John Dewey's Laboratory School as a Social Experiment
By J.J. Chambliss
In Logic: The Theory of Inquiry (1938) Dewey insisted that judgments are not made "in isolation but only in connection with a contextual whole . . . . an object or event is always a special part, a phase, or aspect, of an environing experienced world -- a situation."12 Thus the significance of the context in which objects are determined and judgments made is again emphasized. His turn-of-the-century contextualism is retained in Logic and other writings of his later years. Unpacking this passage in terms of a specific educational situation would show us that a certain event, e.g., the one in which Group IV students decided that the tribe would migrate, was a phase in the work of that group during that school year, was related to other work the group was doing, while both phases of work were related to the overall planning the faculty and students were engaged in and to other phases of the school as an "environing experienced world." The children's decision to move the tribe came about in the context of the objective of the faculty to bring about group projects in which children engage in certain activities in common. Further, the judgment on the part of the faculty that such a project was an activity worth taking on, and their later judgment that the project did enable children to understand how conditions of climate, ownership of flocks, and the like, led to actions on the part of the tribe, were themselves phases of the contextual whole which includes the above-mentioned objects and events. Thus objects, events, and judgments were made as parts of a context, not "generally," apart from specific contexts.
Another passage in Logic: The Theory of Inquiry helps us understand Dewey's reluctance to offer specific proposals for general applicability. In discussing social inquiry, Dewey writes:
On the practical side, or among persons directly occupied with management of practical affairs, it is commonly assumed that the problems which exist are already definite in their main features. When this assumption is made, it follows that the business of inquiry is but to ascertain the best method of solving them.
Here an example of "the best method" would be the "mustard plasters" mentioned just above. Dewey points to two common assumptions, both of which constitute denials of the genuinely experimental nature of social inquiry: (1) the assumption that the features of problems are definite, that we know what they are prior to dealing with them, and (2) the assumption that "best methods" exist for solving definite problems, and that we know how the methods should work prior to using them to deal with the problem. Dewey goes on to say that, when these assumptions have been made,
the work of analytic discrimination, which is necessary to convert a problematic situation into a set of conditions forming a definite problem, is largely foregone. The inevitable result is that methods for resolving problematic situations are proposed without any clear conception of the material in which projects and plans are to be applied and to take effect.

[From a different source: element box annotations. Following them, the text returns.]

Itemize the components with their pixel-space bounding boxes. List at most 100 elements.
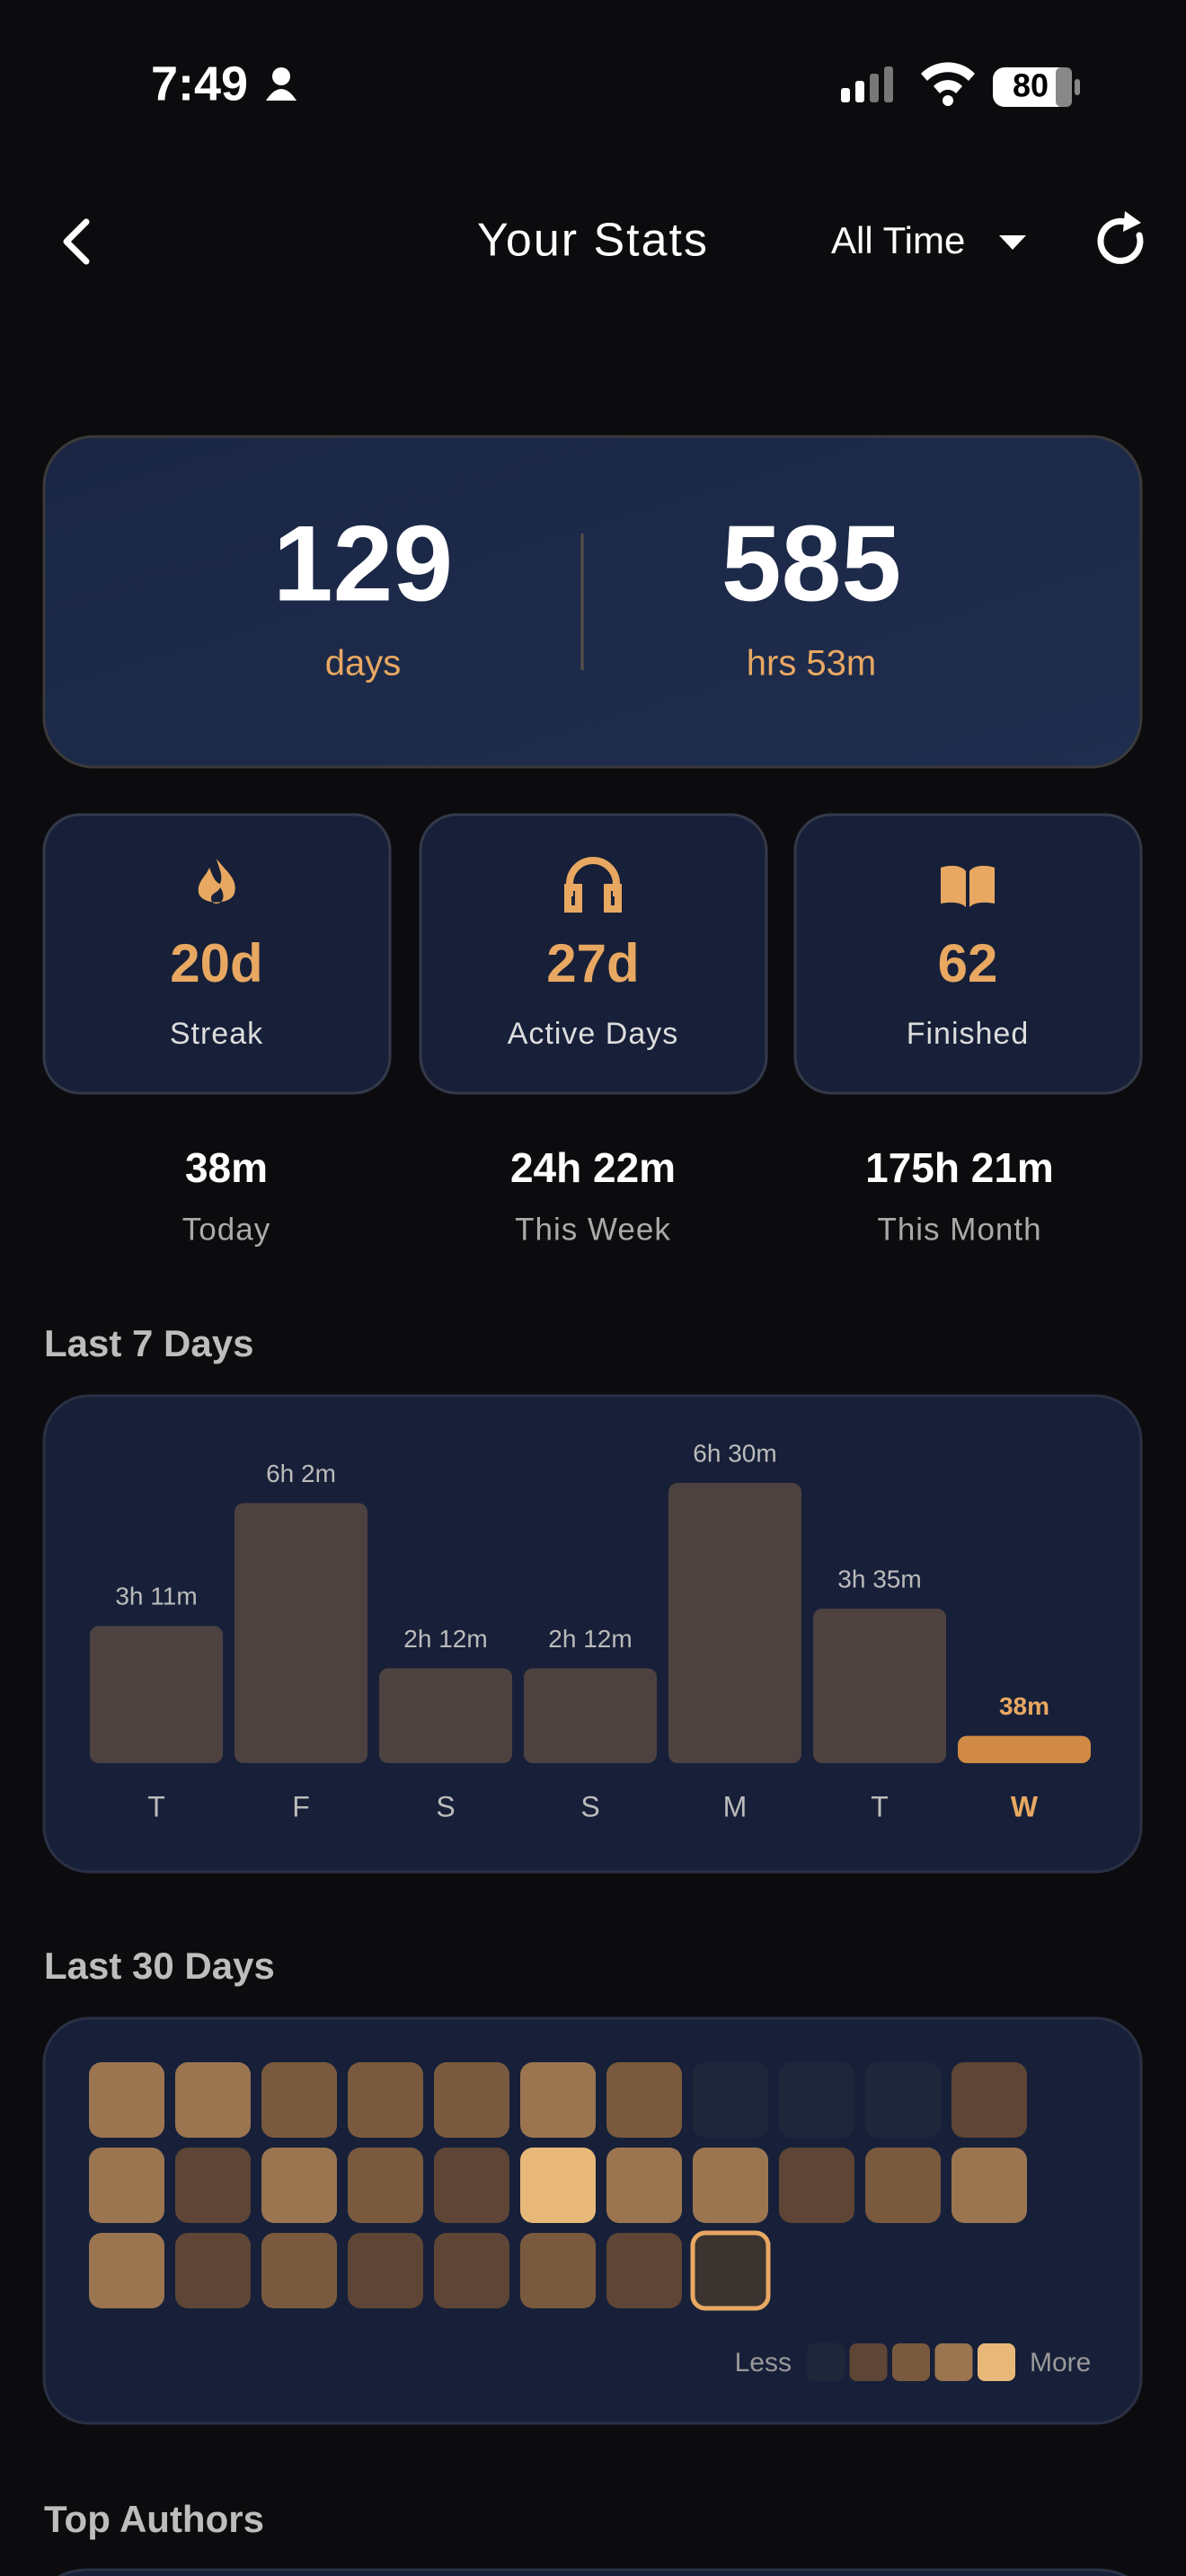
- heat-cell: [690, 2230, 771, 2311]
- heat-cell: [89, 2148, 164, 2223]
- stat-icon: [941, 865, 995, 907]
- bar-label: 3h 35m: [837, 1565, 921, 1592]
- stat-card: [419, 813, 768, 1095]
- signal-icon: [841, 66, 893, 102]
- day-label: T: [147, 1790, 165, 1822]
- refresh-button[interactable]: [1097, 211, 1144, 264]
- heat-cell: [261, 2062, 337, 2138]
- stat-value: 62: [938, 933, 998, 993]
- wifi-icon: [921, 62, 975, 106]
- heat-cell: [175, 2062, 251, 2138]
- summary-card: [42, 435, 1143, 769]
- period-label: This Week: [515, 1212, 671, 1247]
- bar: [379, 1668, 512, 1763]
- heat-cell: [693, 2062, 768, 2138]
- bar-label: 3h 11m: [115, 1583, 197, 1610]
- heat-cell: [779, 2148, 854, 2223]
- stat-label: Finished: [907, 1017, 1030, 1051]
- heat-cell: [606, 2233, 682, 2308]
- bar: [813, 1609, 946, 1763]
- day-label: M: [723, 1790, 748, 1822]
- bar-label: 6h 2m: [266, 1460, 336, 1487]
- heat-cell: [434, 2233, 509, 2308]
- day-label: W: [1011, 1790, 1039, 1822]
- bar: [668, 1483, 801, 1763]
- stat-label: Active Days: [508, 1017, 679, 1051]
- heat-cell: [261, 2148, 337, 2223]
- legend-swatch: [892, 2343, 930, 2381]
- section-title: Last 7 Days: [44, 1322, 253, 1364]
- bar-label: 6h 30m: [693, 1439, 776, 1467]
- summary-days: 129: [273, 504, 453, 624]
- bar: [958, 1735, 1091, 1763]
- heat-cell: [348, 2148, 423, 2223]
- person-icon: [266, 67, 296, 101]
- stat-value: 27d: [546, 933, 639, 993]
- page-title: Your Stats: [477, 215, 709, 267]
- heat-cell: [520, 2233, 596, 2308]
- heat-cell: [520, 2148, 596, 2223]
- legend-swatch: [807, 2343, 845, 2381]
- legend-swatch: [978, 2343, 1015, 2381]
- bar: [524, 1668, 657, 1763]
- heat-cell: [261, 2233, 337, 2308]
- stat-value: 20d: [170, 933, 262, 993]
- heat-cell: [865, 2148, 941, 2223]
- day-label: S: [436, 1790, 455, 1822]
- heat-cell: [951, 2148, 1027, 2223]
- dropdown-arrow[interactable]: [999, 235, 1026, 250]
- heat-cell: [865, 2062, 941, 2138]
- period-label: Today: [182, 1212, 270, 1247]
- summary-hours-label: hrs 53m: [747, 644, 877, 684]
- summary-days-label: days: [325, 644, 402, 684]
- legend-swatch: [934, 2343, 973, 2381]
- heat-cell: [89, 2062, 164, 2138]
- battery: [993, 67, 1072, 107]
- day-label: F: [292, 1790, 310, 1822]
- heat-cell: [520, 2062, 596, 2138]
- legend-more: More: [1030, 2348, 1091, 2378]
- summary-hours: 585: [721, 504, 901, 624]
- stat-icon: [198, 859, 235, 904]
- heat-cell: [434, 2062, 509, 2138]
- status-time: 7:49: [151, 57, 248, 110]
- period-label: This Month: [877, 1212, 1041, 1247]
- battery-tip: [1075, 79, 1080, 95]
- bar-label: 2h 12m: [548, 1625, 632, 1653]
- period-value: 38m: [185, 1144, 268, 1191]
- battery-empty: [1056, 67, 1072, 107]
- section-title: Last 30 Days: [44, 1945, 275, 1987]
- period-value: 24h 22m: [510, 1144, 676, 1191]
- heat-cell: [606, 2148, 682, 2223]
- stat-card: [42, 813, 392, 1095]
- legend-swatch: [849, 2343, 888, 2381]
- section-title: Top Authors: [44, 2498, 264, 2540]
- bar-label: 2h 12m: [403, 1625, 487, 1653]
- stat-card: [793, 813, 1143, 1095]
- heat-cell: [606, 2062, 682, 2138]
- bar: [235, 1503, 367, 1763]
- heat-cell: [348, 2062, 423, 2138]
- heat-cell: [693, 2148, 768, 2223]
- back-button[interactable]: [63, 218, 90, 265]
- stat-label: Streak: [170, 1017, 263, 1051]
- heat-cell: [779, 2062, 854, 2138]
- heat-cell: [348, 2233, 423, 2308]
- heat-cell: [175, 2148, 251, 2223]
- heat-cell: [89, 2233, 164, 2308]
- authors-card: [57, 2568, 1128, 2576]
- legend-less: Less: [735, 2348, 792, 2378]
- bar: [90, 1626, 223, 1763]
- heat-cell: [951, 2062, 1027, 2138]
- bar-label: 38m: [999, 1692, 1049, 1720]
- heat-cell: [434, 2148, 509, 2223]
- battery-level: 80: [1013, 67, 1049, 104]
- stat-icon: [564, 857, 622, 913]
- heat-cell: [175, 2233, 251, 2308]
- period-value: 175h 21m: [865, 1144, 1054, 1191]
- day-label: T: [871, 1790, 889, 1822]
- time-filter[interactable]: All Time: [831, 219, 965, 261]
- day-label: S: [580, 1790, 599, 1822]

Here Dewey restates an essential condition of social experimentation that stands out in his early ethical, psychological, and educational writings, one that was reiterated in his writings on the Laboratory School and tested in its work: methods of dealing with problems are themselves determined in the process of working out the conditions which constitute the method at work; both method and conditions themselves are made by working with specific materials. The method "works" insofar as the conditions made lead to a less confused and more settled situation.
Now we may return to the point at which this study began, and reply to the criticism that Dewey's writings lack proposed social programs. Dewey's reluctance to propose programs for social action is a consequence of his understanding the nature of experimental social programs to be context-specific. To make proposals apart from the contexts in which their meanings are sought would be to propose theories in the absence of conditions that are necessary to test them. Making proposals for social experimentation, apart from working with the conditions in which particular experiments take shape, would be to contradict the nature of ideas as working hypotheses. Ideas are "working," "worked on," and "worked out" according to Dewey's argument that ideas are incomplete until they take shape in the experiments which test them. In one sense, results of experimentation are specific to the contexts in which they are reached, i.e., they are results in and of those contexts. In another sense, certain results gained, as seen in the work of the Laboratory School -- e.g., the influence of the community on the quality of experience, the nature of stages of growth as portrayed by Dewey early on and by Mayhew and Edwards after the first years of the school -- suggest possibilities for further testing. Yet similar results cannot be guaranteed outcomes of further testing. The question whether possible meanings for further testing become actual meanings is problematic until things are done which enable experimenters to judge whether the possible did become actual. This is a consequence of Dewey's idea that a theory itself is not complete until the conditions which the theory calls for are tried out.
Dewey's reluctance to make specific proposals apart from an understanding of the conditions and materials needed for testing them is consistent throughout his characterizations of experimental social action, moral theory, educational theory, and the making of practical judgments in any social experiment. To make proposals for social experimentation without understanding the conditions of the situation which would constitute its specific character is to fly in the face of the claim that ideas are working hypotheses. As theories, ideas themselves are not complete prior to their working (or not working) but have their nature shaped in the working itself. Dewey's experimental thinking begins with possibilities to be sought -- suggested by the probable results determined by previous experiments -- instead of acting as if probable results are mustard plasters to be applied.